Golden hamsters, ferrets, and some nonhuman primates are susceptible to SARS-CoV-2 infection and have been used in studies [12]. Mice naturally cannot be infected by prototypical SARS-CoV-2 owing to the inability of ACE2 in mice to bind the spike protein. Nevertheless, attempts have been made to circumvent this obstacle. One attempt has been introducing human ACE2 into mice, and the other has been selecting and using SARS-CoV-2 variants that can bind mouse ACE2 [12]. Both approaches allow viral infection in mice, but the manifestations of SARS-CoV-2 infection vary in different mouse models, ranging from mild to lethal outcomes. A repertoire of genetically modified mouse strains is available for SARS-CoV-2 studies, with different strains suitable for different pathophysiological evaluations and purposes [12]. However, limitations of using mice in designing and evaluating therapeutic interventions exist and cannot be overcome, similar to what was encountered in translational sepsis research in recent decades.

Clear differences exist between mice and humans in response to septic insult. For instance, mice develop bradypnea and bradycardia, whereas humans develop tachypnea and tachycardia. The concern of human relevance in using mouse models also applies to COVID-19 studies. Nonetheless, mice are still, unavoidably and essentially, the most feasible in vivo model. A guideline aiming to enhance the translational value of sepsis studies using animal models was therefore proposed [13]. Basically, this guideline suggests the incorporation of factors found in human patients, such as sex, underlying diseases, and route of infection, into the design of animal experiments to mimic different categories of human patients. Such a study design should have some value in improving preclinical studies of sepsis as well as of COVID-19.

People in the sepsis field emphasize the complexity and heterogeneity of this disease when talking about the failure to develop effective new treatment, but evidence reveals that we do not sufficiently understand sepsis. Strategies to inhibit inflammation or to augment inflammatory responses have been used in clinical trials for sepsis. However, when revisiting hundreds of studies that interfered with gene expression in different inflammatory pathways in septic mice, we found that none of these interferences could completely prevent septic mice from death.
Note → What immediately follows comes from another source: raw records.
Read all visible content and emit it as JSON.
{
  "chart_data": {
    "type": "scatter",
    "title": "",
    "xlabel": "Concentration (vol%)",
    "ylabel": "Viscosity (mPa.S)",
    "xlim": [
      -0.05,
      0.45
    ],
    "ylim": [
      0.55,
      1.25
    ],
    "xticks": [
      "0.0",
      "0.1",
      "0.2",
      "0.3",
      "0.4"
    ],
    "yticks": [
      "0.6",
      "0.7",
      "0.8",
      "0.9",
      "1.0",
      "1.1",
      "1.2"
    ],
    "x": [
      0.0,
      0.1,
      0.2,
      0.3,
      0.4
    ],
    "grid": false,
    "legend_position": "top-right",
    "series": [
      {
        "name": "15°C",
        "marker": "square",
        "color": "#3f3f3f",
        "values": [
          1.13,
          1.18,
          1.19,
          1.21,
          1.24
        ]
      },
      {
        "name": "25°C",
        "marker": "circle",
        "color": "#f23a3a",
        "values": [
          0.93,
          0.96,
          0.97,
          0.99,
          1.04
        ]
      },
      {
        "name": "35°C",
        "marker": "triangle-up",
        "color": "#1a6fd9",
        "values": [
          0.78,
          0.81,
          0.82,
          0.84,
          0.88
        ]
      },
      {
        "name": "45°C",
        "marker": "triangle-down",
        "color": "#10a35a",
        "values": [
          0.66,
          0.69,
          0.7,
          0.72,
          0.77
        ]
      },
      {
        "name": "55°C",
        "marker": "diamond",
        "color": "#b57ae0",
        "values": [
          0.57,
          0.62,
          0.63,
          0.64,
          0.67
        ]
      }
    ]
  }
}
The limited benefits in mice may already imply that interfering with these molecules to treat sepsis patients would not work. More preclinical studies are needed to find the right/better therapeutic targets. We may have to return to reductionist approaches by limiting the number of variables and using simple models. Although this might distance the model from the real disease, it is undoubtedly required for mechanistic studies and translational research. Monomicrobial Escherichia coli infection is a simple mouse sepsis model. The lack of Tlr4 or Myd88 in mice is able to fully protect them from E. coli-induced septic death [14, 15]. The absence of caspase-1, caspase-11, caspase-8, and RIP3, the downstream effectors mediating cell death and tissue damage, also fully rescued the mice from septic death by E. coli. Molecules contributing to lethality are clear, but spatiotemporal regulation in vivo awaits further investigation. Similar studies using other simplified or complicated models, such as monomicrobial Salmonella typhimurium or Staphylococcus aureus infection models, polymicrobial infection models, and sepsis models induced by viruses, fungi, or parasites, will reveal different pathways leading to death in these types of sepsis. Only when sufficient information has been collected can evidence-based therapeutics be adequately evaluated with mechanistic insights and achieved with confidence.

At this point, we shall state that data obtained from laboratory experiments and bedside clinical studies are not all the same. Distinguishing between similarities and differences and making modifications/revisions/adaptations/improvements are truly important when designing experiments and clinical trials, but the major current problem is that we know too little about the underlying mechanisms of organ dysfunction which is the central issue in the pathogenesis of sepsis and COVID-19. Basic studies emphasizing the intrinsic molecular/cellular programs that participate in organ damage must be conducted more extensively.